6. The visualising of the crimes: Charles Reece, his entering the home, shooting people, the carving knife, his taking the organs? Going in the kitchen door of the house, killing the mother, abducting the child? His being approached at the service station, his lies, running away? Legally insane? Mental illness? Paranoid schizophrenia? The interrogations, his distance from his behaviour, yet giving the right answers? Discussions with the psychiatrists? With his defence lawyer? His behaviour in court? His mother's explanation of the background, her going out from the family, the father beating her, his staying with his father, his father's death? The cellar and its gruesome contents? His own imaginings of himself as an animal? Behaviour in the court, in the van, asking for the doughnut, slashing the guards and escaping? Being caught again? Audiences' decision about his mental health? The brain scans? The conflicting testimony of the psychiatric experts? Dr Death? The plea for his life? The condemnation, the speech made about the meaning of his life only in killing people and a chance to reform? His taking his own life -or his mother killing him? Audience sympathy for the mass killer?

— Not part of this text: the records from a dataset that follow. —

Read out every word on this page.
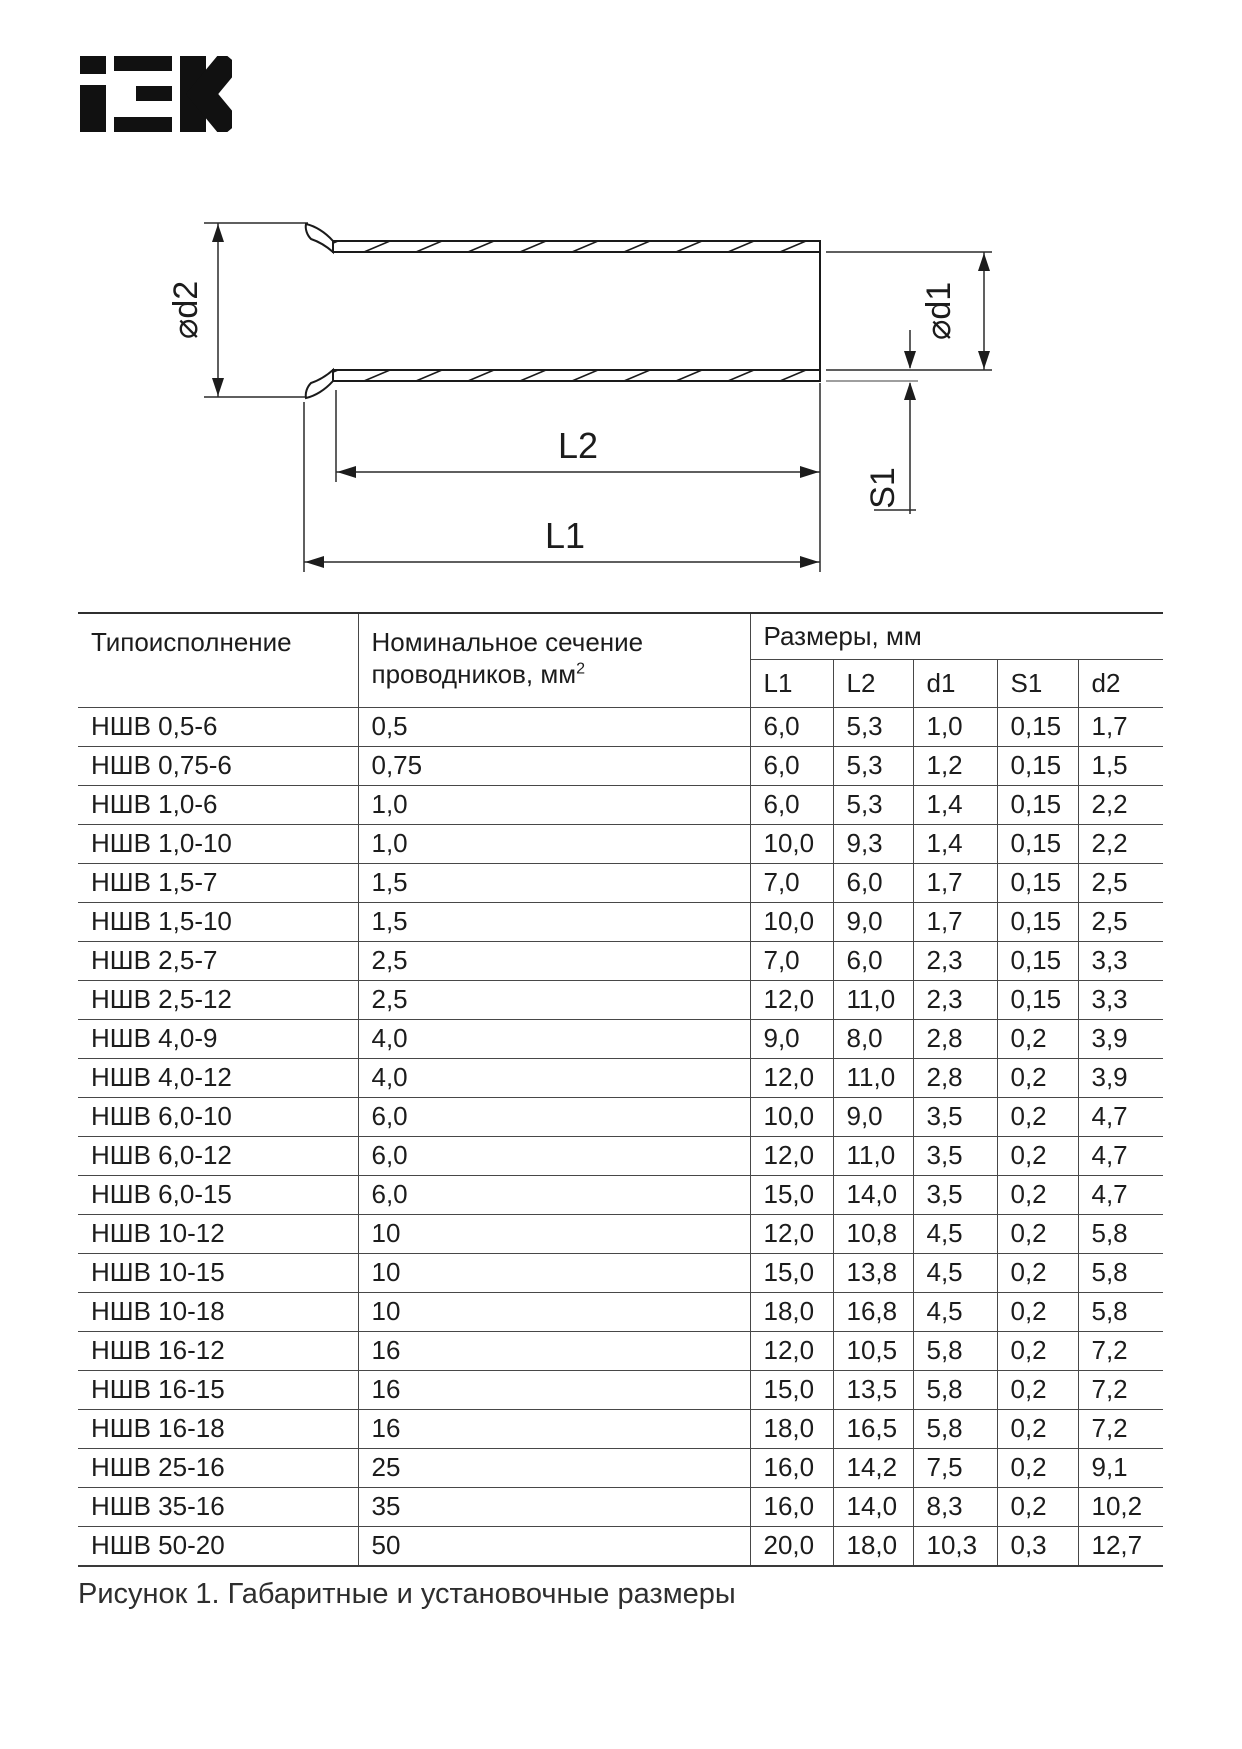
⌀d2	⌀d1
S1
L2
L1
Типоисполнение	Номинальное сечение проводников, $мм^2$	Размеры, мм				
		L1	L2	d1	S1	d2
НШВ 0,5-6	0,5	6,0	5,3	1,0	0,15	1,7
НШВ 0,75-6	0,75	6,0	5,3	1,2	0,15	1,5
НШВ 1,0-6	1,0	6,0	5,3	1,4	0,15	2,2
НШВ 1,0-10	1,0	10,0	9,3	1,4	0,15	2,2
НШВ 1,5-7	1,5	7,0	6,0	1,7	0,15	2,5
НШВ 1,5-10	1,5	10,0	9,0	1,7	0,15	2,5
НШВ 2,5-7	2,5	7,0	6,0	2,3	0,15	3,3
НШВ 2,5-12	2,5	12,0	11,0	2,3	0,15	3,3
НШВ 4,0-9	4,0	9,0	8,0	2,8	0,2	3,9
НШВ 4,0-12	4,0	12,0	11,0	2,8	0,2	3,9
НШВ 6,0-10	6,0	10,0	9,0	3,5	0,2	4,7
НШВ 6,0-12	6,0	12,0	11,0	3,5	0,2	4,7
НШВ 6,0-15	6,0	15,0	14,0	3,5	0,2	4,7
НШВ 10-12	10	12,0	10,8	4,5	0,2	5,8
НШВ 10-15	10	15,0	13,8	4,5	0,2	5,8
НШВ 10-18	10	18,0	16,8	4,5	0,2	5,8
НШВ 16-12	16	12,0	10,5	5,8	0,2	7,2
НШВ 16-15	16	15,0	13,5	5,8	0,2	7,2
НШВ 16-18	16	18,0	16,5	5,8	0,2	7,2
НШВ 25-16	25	16,0	14,2	7,5	0,2	9,1
НШВ 35-16	35	16,0	14,0	8,3	0,2	10,2
НШВ 50-20	50	20,0	18,0	10,3	0,3	12,7
Рисунок 1. Габаритные и установочные размеры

7. The attitude of the prosecutor, insanity, the interrogations, discussing with the psychiatrist? The stances against the death penalty? The summation speeches - the appeal of the defence lawyer for sparing a life, the appeal of Tony as prosecutor and the rights of the victims? The device of pausing for three minutes to experience the time in which a victim died? The jury and their discussions? The stances that they took - and their verdict?

8. The portrait of the victims, the glimpse of the family killed, the father and the mother, their two boys? The more personal touch with these killings? The return of the father, the boy discovering the bodies? The father's unwillingness to testify? Taking his boy away, their travelling, at the carnival - at the film's finale?

9. The picture of the psychiatrists, one influencing the other, reputations, culpability? Altering documents? Stances? Dr Death - and his strong opinions about mental health?

10. The judge, his fairness, his own experience of a brutal murder case? His fairness during the proceedings, getting the final report?

11. The district attorney, ambitions, going for the death penalty? Working within the system? Going to the scenes of the crime, the discovery of the young boy's body? The police? The two guards in the van - and their carelessness and their deaths?

12. The tradition of films dramatising such crimes? How sensationalist? How much insight into the criminal mentality? Audiences needing to experience the reality of these crimes? As background for understanding justice, jury work, penalties, especially the death penalty?